Hana Galiová Author Hana Galiová
Andrea Miltner performs at the Czech Dance Platform for the second time in a row. This year with a new project Flashback. This is a title under which everybody can imagine something else, usually a personal memory or experience. We asked how it is possible to work with flasback within the dance and movement world and also, in connection with the motto of this year's CDP, about the importance of 20 years for the development of a dancer’s expression. You perform again this year at the Czech Dance Platform, this time with a solo project Flashback. When interviewed last year, you were talking about the beginning of work on this project and hoped that working with Jan Komarek and Rainer Wiens would be a true interaction. Have your expectations been fulfilled? What was the creation proces like?
The collaboration was most enriching. Both artists are experienced creators on the independent scene and know how to work together, giving each other space to express himself, let his imagination flow and contribute creatively (they know one another from Canada where they worked together in Toronto). They were able to discuss freely, criticise constructively and were generally very supportive of me. Flashback - memory, blending of time, intrusions into the past, present, and perhaps future. How can one handle this topic in dance and movement, and what led you to choosing it? 
I knew that I wanted to return to my passion for baroque dance and baroque theatre practice. I have always been fascinated by baroque gesture, whose roots lie in ancient Greek oratory ('memory' in this case going back even deeper into history) and which is in itself 'choreography'. I chose a number of gestures and 'worked' them intensively: I wanted to discover where this pure form of movement would lead me. The result was a journey back to the past and paradoxically forward into the future as I delved deep into my own body's memory.

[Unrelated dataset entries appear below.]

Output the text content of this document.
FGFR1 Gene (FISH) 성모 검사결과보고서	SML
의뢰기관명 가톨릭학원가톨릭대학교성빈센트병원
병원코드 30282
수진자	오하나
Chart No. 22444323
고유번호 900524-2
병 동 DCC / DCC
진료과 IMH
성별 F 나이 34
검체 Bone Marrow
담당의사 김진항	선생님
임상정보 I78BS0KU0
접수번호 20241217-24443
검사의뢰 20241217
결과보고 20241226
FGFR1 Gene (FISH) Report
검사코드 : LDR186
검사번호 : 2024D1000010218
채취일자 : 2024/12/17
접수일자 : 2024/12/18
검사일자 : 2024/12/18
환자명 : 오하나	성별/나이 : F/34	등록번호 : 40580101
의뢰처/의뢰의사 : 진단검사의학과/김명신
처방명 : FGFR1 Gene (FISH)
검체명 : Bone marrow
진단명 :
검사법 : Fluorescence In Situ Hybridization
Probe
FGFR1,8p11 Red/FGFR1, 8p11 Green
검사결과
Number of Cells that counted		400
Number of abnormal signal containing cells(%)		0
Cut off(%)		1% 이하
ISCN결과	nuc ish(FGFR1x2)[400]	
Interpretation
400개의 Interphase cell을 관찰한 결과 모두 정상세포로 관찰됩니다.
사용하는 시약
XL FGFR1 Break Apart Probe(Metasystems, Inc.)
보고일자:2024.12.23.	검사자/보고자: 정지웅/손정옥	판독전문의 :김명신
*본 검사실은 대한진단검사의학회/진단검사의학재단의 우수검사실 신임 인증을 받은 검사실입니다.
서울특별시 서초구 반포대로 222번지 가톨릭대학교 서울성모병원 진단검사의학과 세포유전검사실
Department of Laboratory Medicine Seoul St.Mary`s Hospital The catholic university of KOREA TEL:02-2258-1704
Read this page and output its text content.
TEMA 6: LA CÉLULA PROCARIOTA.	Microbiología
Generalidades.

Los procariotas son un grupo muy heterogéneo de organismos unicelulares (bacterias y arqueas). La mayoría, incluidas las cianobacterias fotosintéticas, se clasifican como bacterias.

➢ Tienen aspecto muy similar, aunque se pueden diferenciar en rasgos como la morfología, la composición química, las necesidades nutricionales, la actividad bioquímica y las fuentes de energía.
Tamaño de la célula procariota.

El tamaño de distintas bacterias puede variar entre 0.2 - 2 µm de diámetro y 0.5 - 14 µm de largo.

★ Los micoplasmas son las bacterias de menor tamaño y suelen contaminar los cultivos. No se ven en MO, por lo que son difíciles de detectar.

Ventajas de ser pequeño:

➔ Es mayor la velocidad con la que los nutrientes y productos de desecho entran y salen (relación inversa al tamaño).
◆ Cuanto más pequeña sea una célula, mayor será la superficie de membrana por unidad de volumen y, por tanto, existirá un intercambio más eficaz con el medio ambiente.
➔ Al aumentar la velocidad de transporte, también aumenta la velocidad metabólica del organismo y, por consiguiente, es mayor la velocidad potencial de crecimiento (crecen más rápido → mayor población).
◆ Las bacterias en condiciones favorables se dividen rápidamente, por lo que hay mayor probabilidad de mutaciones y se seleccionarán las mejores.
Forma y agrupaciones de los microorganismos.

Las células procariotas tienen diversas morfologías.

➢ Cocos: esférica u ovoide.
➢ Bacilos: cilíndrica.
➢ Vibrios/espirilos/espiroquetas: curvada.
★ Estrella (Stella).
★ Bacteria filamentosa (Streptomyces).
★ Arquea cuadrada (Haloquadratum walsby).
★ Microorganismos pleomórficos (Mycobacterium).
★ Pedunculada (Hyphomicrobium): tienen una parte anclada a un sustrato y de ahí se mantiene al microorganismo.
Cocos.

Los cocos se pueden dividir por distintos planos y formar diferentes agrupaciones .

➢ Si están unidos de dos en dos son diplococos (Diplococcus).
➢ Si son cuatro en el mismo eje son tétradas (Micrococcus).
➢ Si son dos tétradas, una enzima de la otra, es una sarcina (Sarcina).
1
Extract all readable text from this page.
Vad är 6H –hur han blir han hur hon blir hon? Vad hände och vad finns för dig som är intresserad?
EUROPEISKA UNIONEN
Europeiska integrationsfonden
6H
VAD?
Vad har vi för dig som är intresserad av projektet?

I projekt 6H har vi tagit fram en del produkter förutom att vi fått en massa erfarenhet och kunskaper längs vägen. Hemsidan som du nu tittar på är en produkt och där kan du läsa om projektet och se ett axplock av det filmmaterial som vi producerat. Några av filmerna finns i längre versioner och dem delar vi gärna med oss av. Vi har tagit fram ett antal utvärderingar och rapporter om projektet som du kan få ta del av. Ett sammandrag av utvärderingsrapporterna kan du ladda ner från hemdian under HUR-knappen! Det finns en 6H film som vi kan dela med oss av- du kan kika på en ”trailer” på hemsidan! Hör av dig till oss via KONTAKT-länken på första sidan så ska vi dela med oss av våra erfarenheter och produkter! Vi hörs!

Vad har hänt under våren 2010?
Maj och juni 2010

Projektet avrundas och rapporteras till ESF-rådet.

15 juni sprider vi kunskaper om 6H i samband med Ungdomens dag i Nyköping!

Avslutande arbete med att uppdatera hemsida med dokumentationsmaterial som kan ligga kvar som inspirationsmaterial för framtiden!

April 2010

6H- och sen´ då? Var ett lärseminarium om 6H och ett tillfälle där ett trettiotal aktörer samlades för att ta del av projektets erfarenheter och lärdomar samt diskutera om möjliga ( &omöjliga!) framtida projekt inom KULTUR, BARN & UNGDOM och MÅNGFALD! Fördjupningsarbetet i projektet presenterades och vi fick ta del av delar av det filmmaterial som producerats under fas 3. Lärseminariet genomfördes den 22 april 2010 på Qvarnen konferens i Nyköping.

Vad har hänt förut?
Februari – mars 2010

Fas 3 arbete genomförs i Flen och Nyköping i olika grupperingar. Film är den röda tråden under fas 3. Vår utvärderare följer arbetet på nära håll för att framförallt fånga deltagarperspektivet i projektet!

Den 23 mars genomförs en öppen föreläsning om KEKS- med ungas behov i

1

It was a search for a specific movement language, eloquent in its own physicality and was also in a way a search for myself - a natural consequence perhaps of the loss of both parents. The performance is much about the flow of time and the fragility of a single body/being in space.   You often work with repetition and variations on one type of movement. What is interesting about it for you? 
This is dictated by the theme: that of the memory of the body and memory per se in which the same things frequently return. However it is a repetition, mutation, development and gradual transformation of many different 'types' of movement. I tried to find the essence of a particular movement and reveal a movement language which is eloquent in itself without the addition of emotion or 'drama'. The body becomes an instrument through which this language passes, free from a egoistic desire to express something: 'The song sings the bird'. When we talk about time and various views on it, I’d like to make one more look back into past. Last year in May you performed at Spring Forward festival in Zurich. How do you see the festival, what did your participation bring you?
Fundamental for me was the selection of Dance of the Magnetic Ballerina by the European network Aerowaves - it provided me with further opportunities to perform the piece both at home and abroad. Spring Forward is organised by Aerowaves and enables international promoters to view most of the 'priority companies' live which can be an important factor in their decision to invite a piece or not. As a result of Aerowaves and Spring Forward I received invitations to perform in Amsterdam, The Hague, Aarhus (Denmark), London and Antwerp (Crossroads Festival) with invitations for the future to Copenhagen, Ljubliana and Dublin. In Antwerp the performance was seen by promoters from Scotland and as a consequence has been invited to Edinburgh and Glasgow.   The motto of this year’s Czech Dance Platform is 20 years – one small step for mankind, one giant leap for dance! What have the past 20 years in dance meant for you? What has been the development of your movement expression?  
The development in my own movement expression has been huge! I started as a ballet dancer, though with a strong interest in contemporary dance, then peformed in musicals before becoming impassioned with baroque. I created my first choreography for an English speaking theatre company in Prague and then moved on to pure baroque dance choreography for period productions of baroque opera with the early music ensembles Collegium 1704 and Collegium Marianum. I soon began to feel a need to make baroque dance relevant to a contemporary audience and started to combine baroque and contemporary dance in my own creations, for example: The Baroque Body Revealed, Pentimento and Vertical Horizontal. I then began to search for different means of choreographic expression and my solo performances Fractured and Dance of the Magnetic Ballerina evolved.